Ya da “meslektaşı” Dimitra Liani gibi bazı hanım arkadaşlarıyla kayalıklar üzerinde sohbet koyultması da değil.
Konunun bizi ilgilendiren tarafı Liani’nin de Özer Bey’in de, ülkelerinin yönetimine Başbakan’Ia evlilikleri nedeniyle karışabiliyor olmaları…
Yunanistan’da iki gündür meydana gelen olaylar bu komşumuzun her ne kadar aksini iddia ederse etsin, demokratik geleneklerden pek de öyle nasibini almış bir ülke olmadığını ortaya koyuyor.
İki gündür Atina’da sürdürülen gazeteci avını hayretle takip ediyorum.
İzleyebildiğim kadanyla Liani fotoğrafı yalanlamıyor.
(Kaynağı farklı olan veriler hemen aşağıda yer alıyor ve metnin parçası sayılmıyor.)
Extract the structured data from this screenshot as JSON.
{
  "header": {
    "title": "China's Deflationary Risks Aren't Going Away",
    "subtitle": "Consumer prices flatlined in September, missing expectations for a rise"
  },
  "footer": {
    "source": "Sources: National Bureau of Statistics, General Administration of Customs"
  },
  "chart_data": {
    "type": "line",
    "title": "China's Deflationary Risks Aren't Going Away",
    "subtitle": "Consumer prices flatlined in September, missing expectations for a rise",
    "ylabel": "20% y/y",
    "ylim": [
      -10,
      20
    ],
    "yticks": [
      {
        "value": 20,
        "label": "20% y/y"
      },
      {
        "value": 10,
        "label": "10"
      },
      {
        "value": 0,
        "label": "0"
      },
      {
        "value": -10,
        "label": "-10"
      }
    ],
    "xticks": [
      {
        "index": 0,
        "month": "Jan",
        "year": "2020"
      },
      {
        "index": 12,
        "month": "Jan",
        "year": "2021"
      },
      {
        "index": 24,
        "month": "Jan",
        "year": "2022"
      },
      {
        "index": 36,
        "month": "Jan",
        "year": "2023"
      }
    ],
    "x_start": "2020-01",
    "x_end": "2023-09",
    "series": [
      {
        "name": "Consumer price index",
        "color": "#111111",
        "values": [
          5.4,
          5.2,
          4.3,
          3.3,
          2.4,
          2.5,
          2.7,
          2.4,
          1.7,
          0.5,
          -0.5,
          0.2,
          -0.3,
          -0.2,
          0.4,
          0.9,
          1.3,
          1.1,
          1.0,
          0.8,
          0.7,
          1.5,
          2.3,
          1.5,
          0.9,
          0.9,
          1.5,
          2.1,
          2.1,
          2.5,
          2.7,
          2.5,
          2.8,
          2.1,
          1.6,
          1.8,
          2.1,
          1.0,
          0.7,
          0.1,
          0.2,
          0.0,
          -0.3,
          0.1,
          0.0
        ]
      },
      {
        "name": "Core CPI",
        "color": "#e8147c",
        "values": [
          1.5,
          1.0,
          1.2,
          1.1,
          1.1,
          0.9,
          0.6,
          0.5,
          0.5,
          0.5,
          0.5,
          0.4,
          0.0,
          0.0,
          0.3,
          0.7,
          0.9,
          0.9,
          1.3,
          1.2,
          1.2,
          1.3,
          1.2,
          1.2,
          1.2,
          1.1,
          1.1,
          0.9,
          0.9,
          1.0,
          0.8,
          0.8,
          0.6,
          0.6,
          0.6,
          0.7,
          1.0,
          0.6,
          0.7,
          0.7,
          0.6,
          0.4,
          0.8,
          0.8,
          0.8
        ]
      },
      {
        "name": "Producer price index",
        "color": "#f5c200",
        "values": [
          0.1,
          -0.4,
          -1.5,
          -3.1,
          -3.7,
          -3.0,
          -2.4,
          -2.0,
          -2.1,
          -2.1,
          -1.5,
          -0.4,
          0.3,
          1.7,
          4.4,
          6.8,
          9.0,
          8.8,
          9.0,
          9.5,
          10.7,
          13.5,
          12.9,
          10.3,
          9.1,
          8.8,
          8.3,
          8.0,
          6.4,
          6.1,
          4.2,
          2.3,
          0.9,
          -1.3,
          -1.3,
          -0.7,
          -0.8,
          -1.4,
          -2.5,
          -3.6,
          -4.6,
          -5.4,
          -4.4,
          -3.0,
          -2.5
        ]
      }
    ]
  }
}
Bir hanım arkadaşı ile kayalıklar üzerinde çırılçıplak denize girmiş olmasını ve bazı el peşrevlerini açıkça inkar etmiyor.
Ancak Yunan hükümetinin bazı işgüzar bakanlarının fotomontaj iddiaları var. (Sizin anlayacağınız Esat Kıratlıoğlu’lar yalnızca Türkiye’de yaşamıyorlar.)
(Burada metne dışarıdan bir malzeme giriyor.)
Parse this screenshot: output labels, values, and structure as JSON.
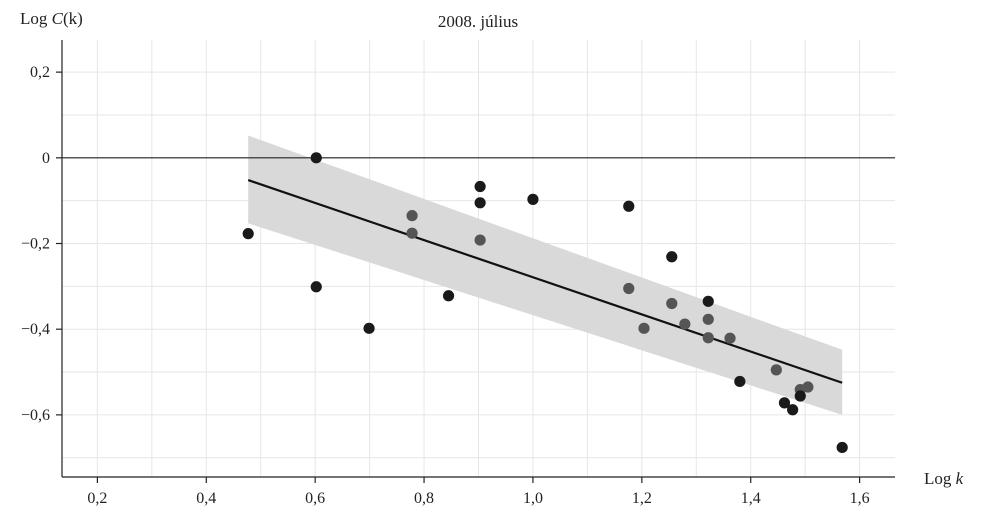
{
  "chart_data": {
    "type": "scatter",
    "title": "2008. július",
    "ylabel_pre": "Log ",
    "ylabel_var": "C",
    "ylabel_post": "(k)",
    "xlabel_pre": "Log ",
    "xlabel_var": "k",
    "xlim": [
      0.135,
      1.665
    ],
    "ylim": [
      -0.745,
      0.275
    ],
    "x_ticks": [
      {
        "value": 0.2,
        "label": "0,2"
      },
      {
        "value": 0.4,
        "label": "0,4"
      },
      {
        "value": 0.6,
        "label": "0,6"
      },
      {
        "value": 0.8,
        "label": "0,8"
      },
      {
        "value": 1.0,
        "label": "1,0"
      },
      {
        "value": 1.2,
        "label": "1,2"
      },
      {
        "value": 1.4,
        "label": "1,4"
      },
      {
        "value": 1.6,
        "label": "1,6"
      }
    ],
    "y_ticks": [
      {
        "value": 0.2,
        "label": "0,2"
      },
      {
        "value": 0.0,
        "label": "0"
      },
      {
        "value": -0.2,
        "label": "−0,2"
      },
      {
        "value": -0.4,
        "label": "−0,4"
      },
      {
        "value": -0.6,
        "label": "−0,6"
      }
    ],
    "grid": true,
    "zero_line": true,
    "colors": {
      "point_dark": "#1a1a1a",
      "point_gray": "#555555",
      "band": "#d9d9d9",
      "fit_line": "#111111",
      "grid": "#e6e6e6"
    },
    "fit": {
      "x": [
        0.477,
        1.568
      ],
      "y": [
        -0.052,
        -0.525
      ],
      "band_upper": [
        0.052,
        -0.448
      ],
      "band_lower": [
        -0.153,
        -0.6
      ]
    },
    "points": [
      {
        "x": 0.477,
        "y": -0.177,
        "shade": "dark"
      },
      {
        "x": 0.602,
        "y": 0.0,
        "shade": "dark"
      },
      {
        "x": 0.602,
        "y": -0.301,
        "shade": "dark"
      },
      {
        "x": 0.699,
        "y": -0.398,
        "shade": "dark"
      },
      {
        "x": 0.778,
        "y": -0.135,
        "shade": "gray"
      },
      {
        "x": 0.778,
        "y": -0.176,
        "shade": "gray"
      },
      {
        "x": 0.845,
        "y": -0.322,
        "shade": "dark"
      },
      {
        "x": 0.903,
        "y": -0.067,
        "shade": "dark"
      },
      {
        "x": 0.903,
        "y": -0.105,
        "shade": "dark"
      },
      {
        "x": 0.903,
        "y": -0.192,
        "shade": "gray"
      },
      {
        "x": 1.0,
        "y": -0.097,
        "shade": "dark"
      },
      {
        "x": 1.176,
        "y": -0.113,
        "shade": "dark"
      },
      {
        "x": 1.176,
        "y": -0.305,
        "shade": "gray"
      },
      {
        "x": 1.204,
        "y": -0.398,
        "shade": "gray"
      },
      {
        "x": 1.255,
        "y": -0.231,
        "shade": "dark"
      },
      {
        "x": 1.255,
        "y": -0.34,
        "shade": "gray"
      },
      {
        "x": 1.279,
        "y": -0.388,
        "shade": "gray"
      },
      {
        "x": 1.322,
        "y": -0.335,
        "shade": "dark"
      },
      {
        "x": 1.322,
        "y": -0.377,
        "shade": "gray"
      },
      {
        "x": 1.322,
        "y": -0.42,
        "shade": "gray"
      },
      {
        "x": 1.362,
        "y": -0.421,
        "shade": "gray"
      },
      {
        "x": 1.38,
        "y": -0.522,
        "shade": "dark"
      },
      {
        "x": 1.447,
        "y": -0.495,
        "shade": "gray"
      },
      {
        "x": 1.462,
        "y": -0.572,
        "shade": "dark"
      },
      {
        "x": 1.477,
        "y": -0.588,
        "shade": "dark"
      },
      {
        "x": 1.491,
        "y": -0.541,
        "shade": "gray"
      },
      {
        "x": 1.491,
        "y": -0.556,
        "shade": "dark"
      },
      {
        "x": 1.505,
        "y": -0.535,
        "shade": "gray"
      },
      {
        "x": 1.568,
        "y": -0.676,
        "shade": "dark"
      }
    ]
  }
}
Yalanlanmayan bir fotoğrafı bastıkları için neden bazı Yunanlı gazetecilerin polis takibatına uğradıklarını ise bizim kısıtlı demokrasimizde bile anlamanın imkanı yok!
Dimitra Liani’nin açıklamaları her kendini bilen insanın söyleyebileceği olgunluktaki şeyler. Liani fotoğrafları siyasi bir komplo olarak niteliyor ve yayınlanmasını “ahlaksızca bulduğunu” söylüyor.
Özel hayatın dokunulmazlıkları konusunda söylediklerine ben de katılıyorum. Sonuç olarak bu, sadece Liani’yi, kocasını ve fotoğraftaki diğer hanımı ilgilendirebilecek kadar “intim” bir konu.
Ama bir tek şartla! Liani’nin de aynı “özel yaşam” sınırları içinde kalması koşuluyla..
Bu şu demek: Eğer Liani, Başbakan eşi olduğu, onunla aynı yatağa girdiği için, kendisinde seçmenler tarafından verilmemiş bir yetki görebiliyor ve onu kullanmakta da tereddüt göstermiyorsa, onun “özel yaşamının sınırları” artık biraz genişlemiş olacaktır.
Kamuoyu Başbakan’ı hangi gözle ve dikkatle izliyorsa, onu da aynı göz ve dikkatle izlemek hakkına sahiptir.
Bu nedenle Liani Hanım’ın, fotoğraflarının yayınlanmasına ancak estetik itirazları olabilir ki, o irilikteki göğüsleri ilginç ve estetik bulacak insanlar da mutlaka çıkacağından Başbakan’ın eşinin söylediklerinin pek bir değeri kalmaz.
Tanrıya şükürler olsun ki bizim Başbakanımızın eşinin bu taraklarda bezi yok. Mazbut bir ev erkeği olarak eşinin gözünün önünde ve skandallardan uzak bir hayat yaşıyor.
Arada bir yurt dışında gazetecilerle bar kaçamağı yapmış da olsa bunu sonra utanıp eşine itiraf ettiğinden, sabıka sicilinde bu tür şeyler yazılı değil.
Ancak Özer Bey’in de tıpkı Liani gibi “devlet işlerine” meraklı olduğu da bir gerçek. Başbakan’ın onu bir süredir eve kapatması geçmişi unutturmasın.
Bu vesileyle Özer Bey’e bir öneride bulunmak istiyorum.
Madem ki siyasete ve devlet yönetmeye bu kadar meraklısınız, eşinize hep beraber rica edelim, sizi Türkiye milletvekilliği listesinde ikinci sıraya koysun, seçilip Meclis’e öyle gelin.
Bunun hem daha demokratik hem de daha ahlaki bir görevlendirme olacağına inanıyorum.